Light at the end of the tunnel – by Kip Keen (Mineweb.com – February 13, 2015)

http://www.mineweb.com/

Mineweb’s Kip Keen speaks at Mexican Roundup, sharing some hopeful thoughts about the junior market.

These are Kip Keen’s prepared remarks as the keynote speaker at Mexican Roundup in Hermosillo, Mexico:

Thank you Jackie Stephens, Mexican Roundup and GlobeXplore for having me. Ok. Buenos dias y lo siento.

I’m going to talk about the state of the mining industry. I promise, at least in the end, this won’t sound like a eulogy, at least as far as juniors are concerned. But first: What a year it’s been.
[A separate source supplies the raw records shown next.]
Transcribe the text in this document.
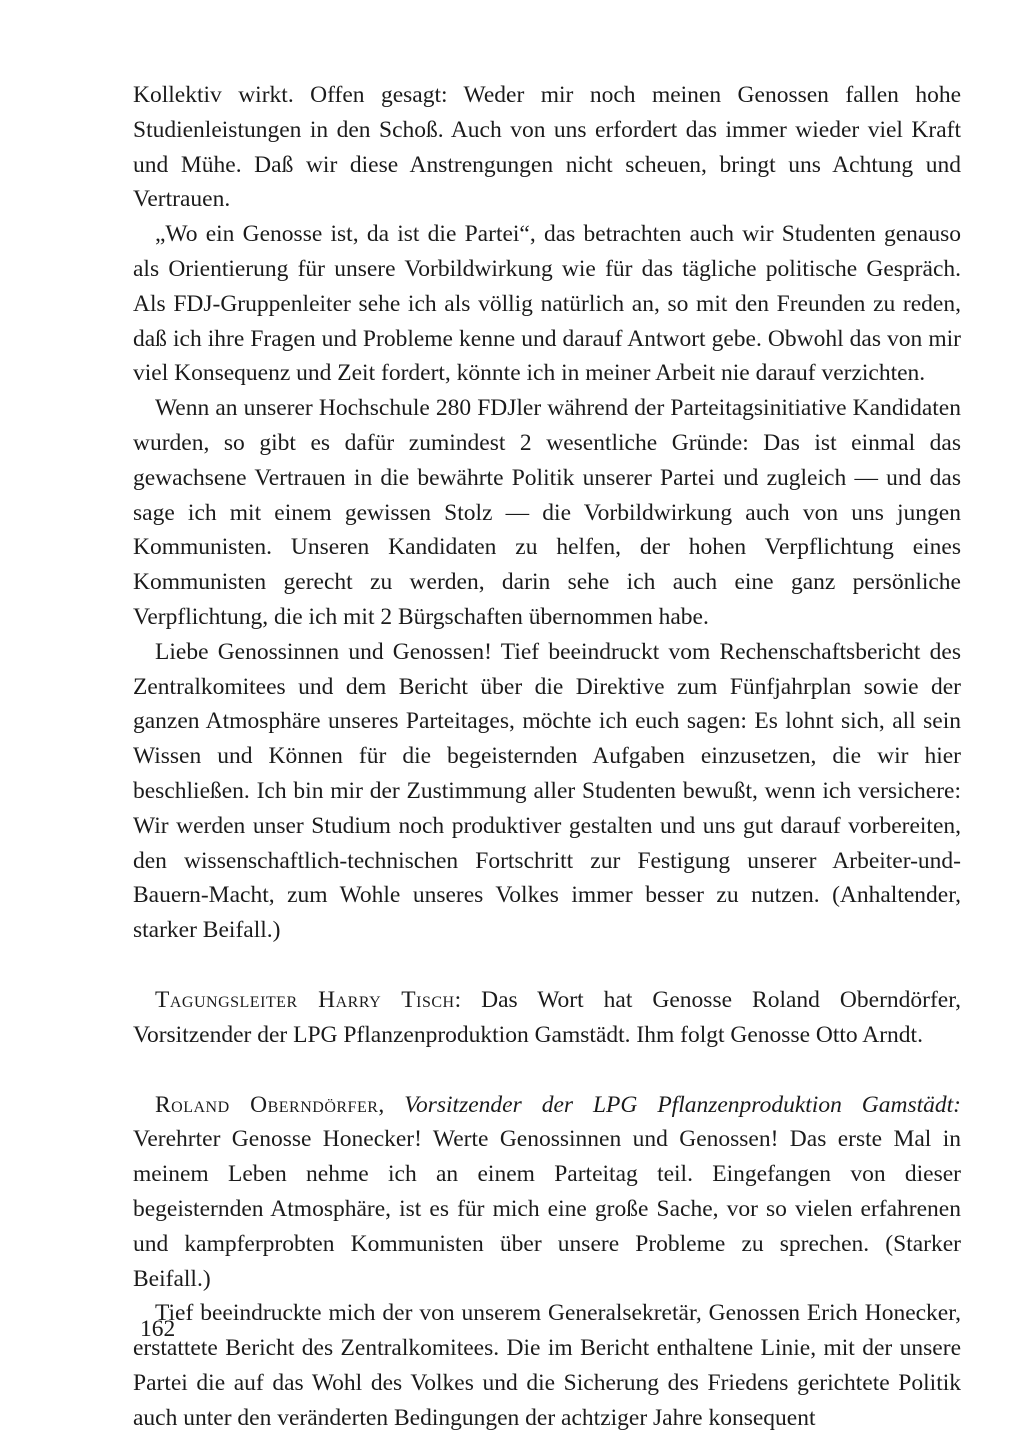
Kollektiv wirkt. Offen gesagt: Weder mir noch meinen Genossen fallen hohe Studienleistungen in den Schoß. Auch von uns erfordert das immer wieder viel Kraft und Mühe. Daß wir diese Anstrengungen nicht scheuen, bringt uns Achtung und Vertrauen.

„Wo ein Genosse ist, da ist die Partei“, das betrachten auch wir Studenten genauso als Orientierung für unsere Vorbildwirkung wie für das tägliche politische Gespräch. Als FDJ-Gruppenleiter sehe ich als völlig natürlich an, so mit den Freunden zu reden, daß ich ihre Fragen und Probleme kenne und darauf Antwort gebe. Obwohl das von mir viel Konsequenz und Zeit fordert, könnte ich in meiner Arbeit nie darauf verzichten.

Wenn an unserer Hochschule 280 FDJler während der Parteitagsinitiative Kandidaten wurden, so gibt es dafür zumindest 2 wesentliche Gründe: Das ist einmal das gewachsene Vertrauen in die bewährte Politik unserer Partei und zugleich — und das sage ich mit einem gewissen Stolz — die Vorbildwirkung auch von uns jungen Kommunisten. Unseren Kandidaten zu helfen, der hohen Verpflichtung eines Kommunisten gerecht zu werden, darin sehe ich auch eine ganz persönliche Verpflichtung, die ich mit 2 Bürgschaften übernommen habe.

Liebe Genossinnen und Genossen! Tief beeindruckt vom Rechenschaftsbericht des Zentralkomitees und dem Bericht über die Direktive zum Fünfjahrplan sowie der ganzen Atmosphäre unseres Parteitages, möchte ich euch sagen: Es lohnt sich, all sein Wissen und Können für die begeisternden Aufgaben einzusetzen, die wir hier beschließen. Ich bin mir der Zustimmung aller Studenten bewußt, wenn ich versichere: Wir werden unser Studium noch produktiver gestalten und uns gut darauf vorbereiten, den wissenschaftlich-technischen Fortschritt zur Festigung unserer Arbeiter-und-Bauern-Macht, zum Wohle unseres Volkes immer besser zu nutzen. (Anhaltender, starker Beifall.)

Tagungsleiter Harry Tisch: Das Wort hat Genosse Roland Oberndörfer, Vorsitzender der LPG Pflanzenproduktion Gamstädt. Ihm folgt Genosse Otto Arndt.

Roland Oberndörfer, Vorsitzender der LPG Pflanzenproduktion Gamstädt: Verehrter Genosse Honecker! Werte Genossinnen und Genossen! Das erste Mal in meinem Leben nehme ich an einem Parteitag teil. Eingefangen von dieser begeisternden Atmosphäre, ist es für mich eine große Sache, vor so vielen erfahrenen und kampferprobten Kommunisten über unsere Probleme zu sprechen. (Starker Beifall.)

Tief beeindruckte mich der von unserem Generalsekretär, Genossen Erich Honecker, erstattete Bericht des Zentralkomitees. Die im Bericht enthaltene Linie, mit der unsere Partei die auf das Wohl des Volkes und die Sicherung des Friedens gerichtete Politik auch unter den veränderten Bedingungen der achtziger Jahre konsequent

162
Just when you thought the mining sector, as a whole, had suffered its worst blows halfway through the year, 2014, it took some more.

By mid last year we had already been through a wave of impairments taken after overpriced boomtime acquisitions – Kinross on Redback Mining and Fruta del Norte; Barrick on Pascua; and so on.

The price of iron ore – the lifeblood of the large diversified miners – already was down by nearly half from close to $200/tonne in 2012 to about $100/tonne in the first half of 2014.

Gold had done its collapsing in 2013 as ETFs sold off and fewer, at least Western buyers, stopped worrying about impending hyper-inflation.

As it turned out the worst wasn’t over.

Iron ore prices resumed freefall as the low cost diversified producers – expanding supply – slugged it out for market share against the high-cost Chinese iron ore miners, all the while steel demand faltered.

Still a vexing situation, that.

Prices sank below $50/tonne for iron ore this year for the first time in half a decade. The big miners – BHP, Rio, Vale – had expected the price to fall, but not so hard and not so fast.